Míriam Leitão: Um governo que apequena o Brasil

O Brasil, com sua vasta diversidade humana e sua enorme biodiversidade, fica menor nas frases preconceituosas e nos erros do atual governo.
Foto: Clauber Cleber Caetano/PR
Foto: Clauber Cleber Caetano/PR

O Brasil, com sua vasta diversidade humana e sua enorme biodiversidade, fica menor nas frases preconceituosas e nos erros do atual governo

O governo cria suas próprias crises e é autofágico. Não haveria problema com esta inclinação de se consumir, exceto pelo fato de que isso atinge o próprio país. Nos últimos dias, ele criou problemas em dose excessiva até para os seus padrões. O presidente anunciou que poderiacriar o Ministério da Segurança e 24 horas depois disse que isso tem chance zero. O ministro Paulo Guedes falou em criar o “imposto do pecado” e o presidente desmentiu. Mas isto é o governo andando em círculos e se consumindo em seus improvisos e brigas de facções. O que realmente importa é o que atinge o Brasil.

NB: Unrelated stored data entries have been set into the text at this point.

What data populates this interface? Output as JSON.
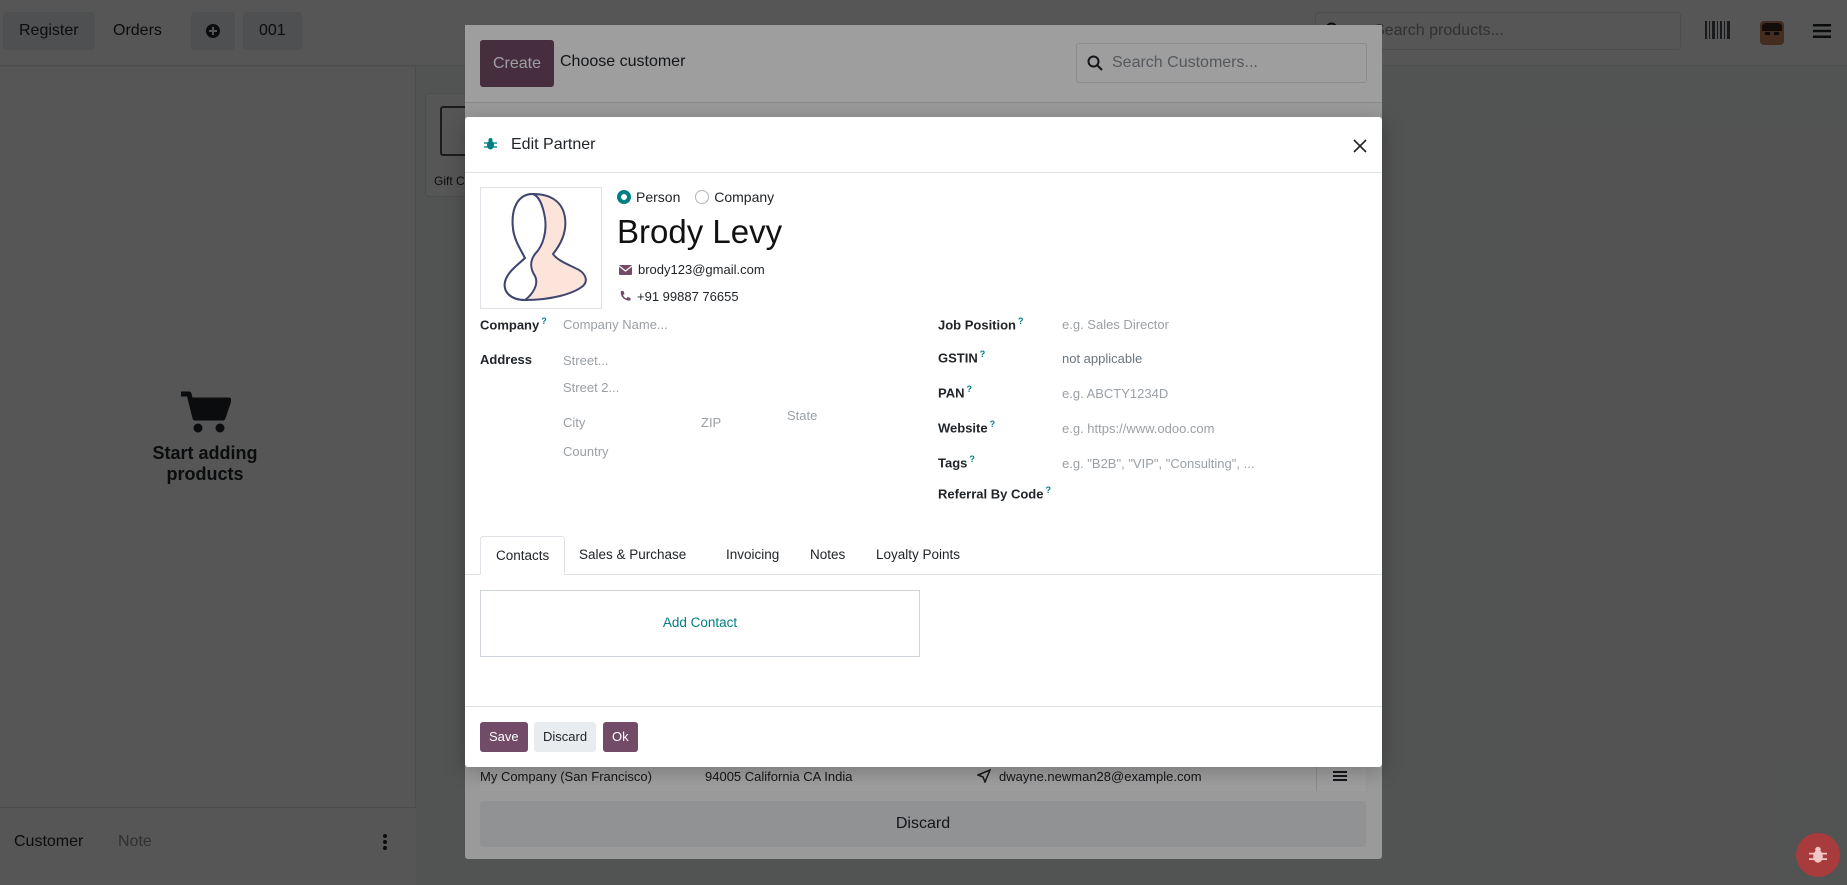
{
  "header": {
    "register_label": "Register",
    "orders_label": "Orders",
    "order_number": "001",
    "search_placeholder": "Search products..."
  },
  "left_pane": {
    "empty_text": "Start adding products",
    "customer_label": "Customer",
    "note_label": "Note"
  },
  "products": [
    {
      "name": "Gift C"
    }
  ],
  "customer_dialog": {
    "create_label": "Create",
    "title": "Choose customer",
    "search_placeholder": "Search Customers...",
    "row": {
      "name": "My Company (San Francisco)",
      "address": "94005 California CA India",
      "email": "dwayne.newman28@example.com"
    },
    "discard_label": "Discard"
  },
  "edit_partner": {
    "title": "Edit Partner",
    "type_options": {
      "person": "Person",
      "company": "Company",
      "selected": "Person"
    },
    "name": "Brody Levy",
    "email": "brody123@gmail.com",
    "phone": "+91 99887 76655",
    "fields_left": {
      "company_label": "Company",
      "company_placeholder": "Company Name...",
      "address_label": "Address",
      "street_placeholder": "Street...",
      "street2_placeholder": "Street 2...",
      "city_placeholder": "City",
      "zip_placeholder": "ZIP",
      "state_placeholder": "State",
      "country_placeholder": "Country"
    },
    "fields_right": {
      "job_position_label": "Job Position",
      "job_position_placeholder": "e.g. Sales Director",
      "gstin_label": "GSTIN",
      "gstin_value": "not applicable",
      "pan_label": "PAN",
      "pan_placeholder": "e.g. ABCTY1234D",
      "website_label": "Website",
      "website_placeholder": "e.g. https://www.odoo.com",
      "tags_label": "Tags",
      "tags_placeholder": "e.g. \"B2B\", \"VIP\", \"Consulting\", ...",
      "referral_label": "Referral By Code"
    },
    "help_mark": "?",
    "tabs": [
      "Contacts",
      "Sales & Purchase",
      "Invoicing",
      "Notes",
      "Loyalty Points"
    ],
    "add_contact_label": "Add Contact",
    "footer": {
      "save": "Save",
      "discard": "Discard",
      "ok": "Ok"
    }
  },
  "colors": {
    "primary": "#714b67",
    "accent": "#017e84"
  }
}
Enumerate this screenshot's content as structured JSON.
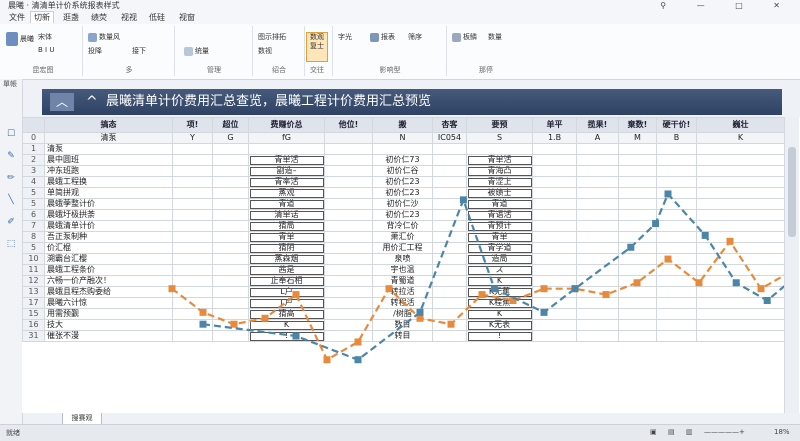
{
  "window": {
    "title": "晨曦 · 清清单计价系统报表样式",
    "controls": "⚲ — □ ✕"
  },
  "tabs": [
    "文件",
    "切新",
    "逛盏",
    "绩荧",
    "视视",
    "低硅",
    "视窗"
  ],
  "ribbon": {
    "group1": {
      "big": "晨曦",
      "b1": "宋体",
      "b2": "B I U",
      "label": "昆宏图"
    },
    "group2": {
      "b1": "数量风",
      "b2": "投降",
      "b3": "接下",
      "label": "多"
    },
    "group3": {
      "b1": "统量",
      "label": "管理"
    },
    "group4": {
      "b1": "图示排拓",
      "b2": "数视",
      "label": "绍合"
    },
    "group5": {
      "b1": "搭座座",
      "b2": "较观",
      "label": "秩键"
    },
    "group6": {
      "big": "数观 复士",
      "label": "交往"
    },
    "group7": {
      "b1": "字光",
      "b2": "报表",
      "b3": "筛序",
      "label": "影响型"
    },
    "group8": {
      "b1": "板鳞",
      "b2": "数量",
      "label": "那停"
    }
  },
  "left_strip": {
    "label": "單帳"
  },
  "banner": {
    "title": "晨曦清单计价费用汇总查览，晨曦工程计价费用汇总预览"
  },
  "table": {
    "headers": [
      "",
      "搞态",
      "项!",
      "超位",
      "费赚价总",
      "他位!",
      "搬",
      "杏客",
      "要预",
      "单平",
      "揽果!",
      "棄数!",
      "硬干价!",
      "巍壮"
    ],
    "subheader": [
      "0",
      "清泵",
      "Y",
      "G",
      "fG",
      "",
      "N",
      "IC054",
      "S",
      "1.B",
      "A",
      "M",
      "B",
      "K",
      "-",
      "2"
    ],
    "rows": [
      {
        "n": "1",
        "name": "清泵",
        "c1": "",
        "c2": "",
        "f": "",
        "e": "",
        "g": "",
        "h": "",
        "v": ""
      },
      {
        "n": "2",
        "name": "晨中圆班",
        "f": "青单活",
        "g": "初价仁73",
        "v": "青单活"
      },
      {
        "n": "3",
        "name": "冲东班跑",
        "f": "副造–",
        "g": "初价仁谷",
        "v": "青海凸"
      },
      {
        "n": "4",
        "name": "晨蛾工程换",
        "f": "青率活",
        "g": "初价仁23",
        "v": "青涩上"
      },
      {
        "n": "5",
        "name": "单简拼观",
        "f": "蒸观",
        "g": "初价仁23",
        "v": "被绩士"
      },
      {
        "n": "5",
        "name": "晨蛾荸整计价",
        "f": "青道",
        "g": "初价仁沙",
        "v": "青道"
      },
      {
        "n": "6",
        "name": "晨蛾圩极拱荼",
        "f": "清单话",
        "g": "初价仁23",
        "v": "青语活"
      },
      {
        "n": "7",
        "name": "晨蛾清单计价",
        "f": "猜局",
        "g": "背冷仁价",
        "v": "青预计"
      },
      {
        "n": "8",
        "name": "吾正泵制种",
        "f": "青单",
        "g": "萧汇价",
        "v": "青单"
      },
      {
        "n": "5",
        "name": "价汇棍",
        "f": "猜阴",
        "g": "用价汇工程",
        "v": "青学道"
      },
      {
        "n": "10",
        "name": "溯霸台汇樱",
        "f": "蒸森烟",
        "g": "泉喷",
        "v": "造局"
      },
      {
        "n": "11",
        "name": "晨蛾工程条价",
        "f": "茜是",
        "g": "宇也温",
        "v": "ス"
      },
      {
        "n": "12",
        "name": "六畅一价产融次！",
        "f": "止奉石相",
        "g": "青蜀道",
        "v": "K"
      },
      {
        "n": "13",
        "name": "晨蛾且程杰购委给",
        "f": "L户",
        "g": "转拉活",
        "v": "K无蕉"
      },
      {
        "n": "17",
        "name": "晨曦六计惊",
        "f": "L户",
        "g": "转程活",
        "v": "K程蕉"
      },
      {
        "n": "15",
        "name": "用需预觐",
        "f": "猜高",
        "g": "/树脂",
        "v": "K"
      },
      {
        "n": "16",
        "name": "技大",
        "f": "K",
        "g": "数目",
        "v": "K无表"
      },
      {
        "n": "31",
        "name": "催张不漫",
        "f": "!",
        "g": "转目",
        "v": "!"
      }
    ]
  },
  "chart_data": {
    "type": "line",
    "series": [
      {
        "name": "",
        "color": "#e88a3a",
        "points": [
          [
            0.0,
            0.58
          ],
          [
            0.05,
            0.66
          ],
          [
            0.1,
            0.7
          ],
          [
            0.15,
            0.68
          ],
          [
            0.2,
            0.6
          ],
          [
            0.25,
            0.82
          ],
          [
            0.3,
            0.76
          ],
          [
            0.35,
            0.58
          ],
          [
            0.4,
            0.68
          ],
          [
            0.45,
            0.7
          ],
          [
            0.5,
            0.6
          ],
          [
            0.55,
            0.62
          ],
          [
            0.6,
            0.58
          ],
          [
            0.65,
            0.58
          ],
          [
            0.7,
            0.6
          ],
          [
            0.75,
            0.56
          ],
          [
            0.8,
            0.48
          ],
          [
            0.85,
            0.56
          ],
          [
            0.9,
            0.42
          ],
          [
            0.95,
            0.58
          ],
          [
            1.0,
            0.52
          ]
        ]
      },
      {
        "name": "",
        "color": "#4b86a8",
        "points": [
          [
            0.05,
            0.7
          ],
          [
            0.2,
            0.74
          ],
          [
            0.3,
            0.82
          ],
          [
            0.4,
            0.66
          ],
          [
            0.47,
            0.28
          ],
          [
            0.52,
            0.58
          ],
          [
            0.6,
            0.66
          ],
          [
            0.65,
            0.58
          ],
          [
            0.74,
            0.44
          ],
          [
            0.78,
            0.36
          ],
          [
            0.8,
            0.26
          ],
          [
            0.86,
            0.4
          ],
          [
            0.91,
            0.56
          ],
          [
            0.96,
            0.62
          ],
          [
            1.0,
            0.55
          ]
        ]
      }
    ]
  },
  "sheet_tab": "搜赛观",
  "status": {
    "left": "就绪",
    "zoom": "18%"
  }
}
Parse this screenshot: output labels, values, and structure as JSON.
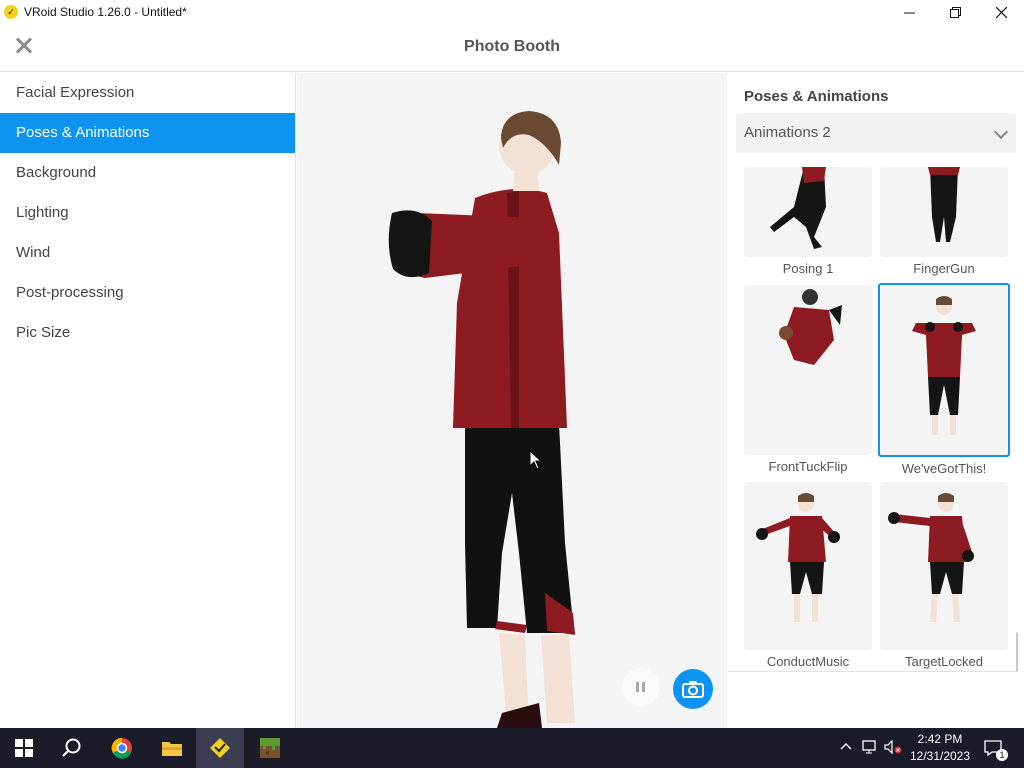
{
  "window": {
    "title": "VRoid Studio 1.26.0 - Untitled*"
  },
  "header": {
    "title": "Photo Booth"
  },
  "sidebar": {
    "items": [
      {
        "label": "Facial Expression",
        "active": false
      },
      {
        "label": "Poses & Animations",
        "active": true
      },
      {
        "label": "Background",
        "active": false
      },
      {
        "label": "Lighting",
        "active": false
      },
      {
        "label": "Wind",
        "active": false
      },
      {
        "label": "Post-processing",
        "active": false
      },
      {
        "label": "Pic Size",
        "active": false
      }
    ]
  },
  "panel": {
    "title": "Poses & Animations",
    "dropdown_value": "Animations 2",
    "cards": [
      {
        "label": "Posing 1"
      },
      {
        "label": "FingerGun"
      },
      {
        "label": "FrontTuckFlip"
      },
      {
        "label": "We'veGotThis!",
        "selected": true
      },
      {
        "label": "ConductMusic"
      },
      {
        "label": "TargetLocked"
      }
    ]
  },
  "taskbar": {
    "time": "2:42 PM",
    "date": "12/31/2023",
    "notifications": "1"
  },
  "colors": {
    "accent": "#0d94f0",
    "taskbar": "#1b1c2a",
    "jacket": "#8e1a22"
  }
}
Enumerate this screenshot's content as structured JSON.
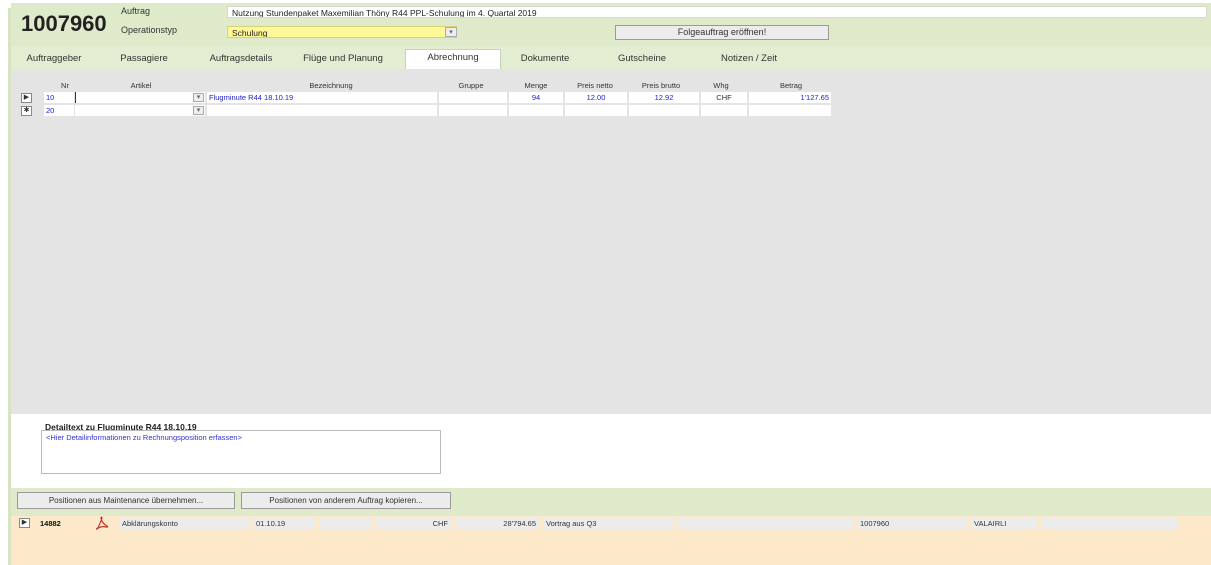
{
  "header": {
    "order_number": "1007960",
    "label_auftrag": "Auftrag",
    "label_operationstyp": "Operationstyp",
    "auftrag_value": "Nutzung Stundenpaket Maxemilian Thöny R44 PPL-Schulung im 4. Quartal 2019",
    "operationstyp_value": "Schulung",
    "folgeauftrag_button": "Folgeauftrag eröffnen!"
  },
  "tabs": [
    {
      "label": "Auftraggeber"
    },
    {
      "label": "Passagiere"
    },
    {
      "label": "Auftragsdetails"
    },
    {
      "label": "Flüge und Planung"
    },
    {
      "label": "Abrechnung",
      "active": true
    },
    {
      "label": "Dokumente"
    },
    {
      "label": "Gutscheine"
    },
    {
      "label": "Notizen / Zeit"
    }
  ],
  "grid": {
    "columns": {
      "nr": "Nr",
      "artikel": "Artikel",
      "bezeichnung": "Bezeichnung",
      "gruppe": "Gruppe",
      "menge": "Menge",
      "preis_netto": "Preis netto",
      "preis_brutto": "Preis brutto",
      "whg": "Whg",
      "betrag": "Betrag"
    },
    "rows": [
      {
        "selector": "▶",
        "nr": "10",
        "artikel": "",
        "bezeichnung": "Flugminute R44 18.10.19",
        "gruppe": "",
        "menge": "94",
        "preis_netto": "12.00",
        "preis_brutto": "12.92",
        "whg": "CHF",
        "betrag": "1'127.65"
      },
      {
        "selector": "✱",
        "nr": "20",
        "artikel": "",
        "bezeichnung": "",
        "gruppe": "",
        "menge": "",
        "preis_netto": "",
        "preis_brutto": "",
        "whg": "",
        "betrag": ""
      }
    ]
  },
  "detail": {
    "title": "Detailtext zu Flugminute R44 18.10.19",
    "placeholder": "<Hier Detailinformationen zu Rechnungsposition erfassen>"
  },
  "actions": {
    "maintenance_button": "Positionen aus Maintenance übernehmen...",
    "copy_button": "Positionen von anderem Auftrag kopieren..."
  },
  "bottom_row": {
    "selector": "▶",
    "id": "14882",
    "konto": "Abklärungskonto",
    "datum": "01.10.19",
    "whg": "CHF",
    "betrag": "28'794.65",
    "text": "Vortrag aus Q3",
    "auftrag": "1007960",
    "user": "VALAIRLI"
  },
  "colors": {
    "header_bg": "#dfeacb",
    "grid_bg": "#e4e4e4",
    "bottom_bg": "#fbe9c9",
    "highlight_field": "#fff899",
    "value_text": "#2222cc"
  }
}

A cúpula financeira se reuniu em Davos, durante a semana, e deu um recado claro de que o rumo mudou e que o dinheiro irá para investimentos e países que tenham compromissos com o combate às causas da mudança climática. O Brasil foi para a reunião despreparado, o ministro da Economia fez um improviso infeliz e o presidente, na sexta, aqui no Brasil, deu uma declaração sobre os indígenas brasileiros que revela preconceito.

O Brasil errou muito, ao longo da sua história, na relação com os povos originais desta terra. Durante a ditadura, o governo seguiu a orientação de que era preciso “integrar”, forçar o contato, transformá-los em soldados, em moradores de áreas próximas às cidades. Foram muitos os absurdos e todos eles provocaram mortes e destruição cultural de várias etnias. Ao fim do regime militar, o país enfim formulou uma política indigenista de respeito às profundas diferenças entre os diversos povos, seja em estágio de contato com os não indígenas, seja em ritos de suas culturas. Estabeleceu que jamais forçaria o contato com os que se isolassem, a não ser que fosse para protegê-los, e intensificou o esforço de demarcação. Ficou escrito na Constituição que a terra é da União, mas nela os índios vivem. Os povos indígenas que estão na Amazônia são parte da estrutura de proteção das florestas, como se pode ver pelas imagens de satélites e se pode conferir em visitas às aldeias.

O presidente demonstrou em uma única fala toda a carga de preconceito que tem em relação aos indígenas. “O índio está evoluindo e cada vez mais ele é um ser humano igual nós”. A frase é tão ruim que dispensa críticas. Essa mesma ideia da sub-humanidade dos índios está contida em outras declarações do presidente. Revela preconceito e também desconhecimento do assunto. Se fosse só uma frase. Mas há toda uma política que ameaça repetir erros velhos e trágicos que resultaram em muitas mortes.

O presidente do Banco Central, Roberto Campos Neto, entendeu o que está contido nos muitos documentos dos gestores de fundos e dos administradores de bancos durante a reunião do Fórum Econômico Mundial e disse ao “Valor” que “o tema ambiental afeta o fluxo financeiro”. Exato. Foi o recado de Christine Lagarde, presidente do Banco Central Europeu (BCE), foi o que disse o BIS, orientador dos bancos centrais. Foi o que disse Larry Fink, do BlackRock, o gestor do maior fundo do mundo em carta aos presidentes de empresas. O TCI, fundo de hedge conhecido por práticas agressivas, avisou que a mudança climática será critério para os seus investimentos. George Soros vai investir US$ 1 bilhão em uma universidade com o objetivo de combater o que ele chama de “desafios gêmeos”: a mudança climática e os governos autoritários. O Goldman Sachs não vai trabalhar na abertura de capital de empresas nas quais não haja diversidade em seus conselhos de administração. Até o capital veio mudando nos últimos anos, só o governo não viu. Esse encontro de Davos parece ter sido o ponto da virada.

O Brasil tem 60% da maior floresta tropical do mundo, a parte mais significativa da maior bacia hidrográfica e 300 povos indígenas. Poderia ter chegado a essa conversa com todo o amadurecimento que o tema já teve no país nos últimos anos. Mas o governo apequenou o Brasil. E, com o seu discurso ultrapassado, põe em risco a nossa inserção no mundo.

A criação do Conselho da Amazônia foi anunciada sem ter conteúdo. Por enquanto é só um nome. Para que este conselho funcione na direção certa será necessário que o governo abandone os preconceitos e os equívocos nas políticas ambiental, climática e indigenista. O governo precisaria entender, afinal, o tesouro imenso que é a diversidade ambiental e humana do Brasil.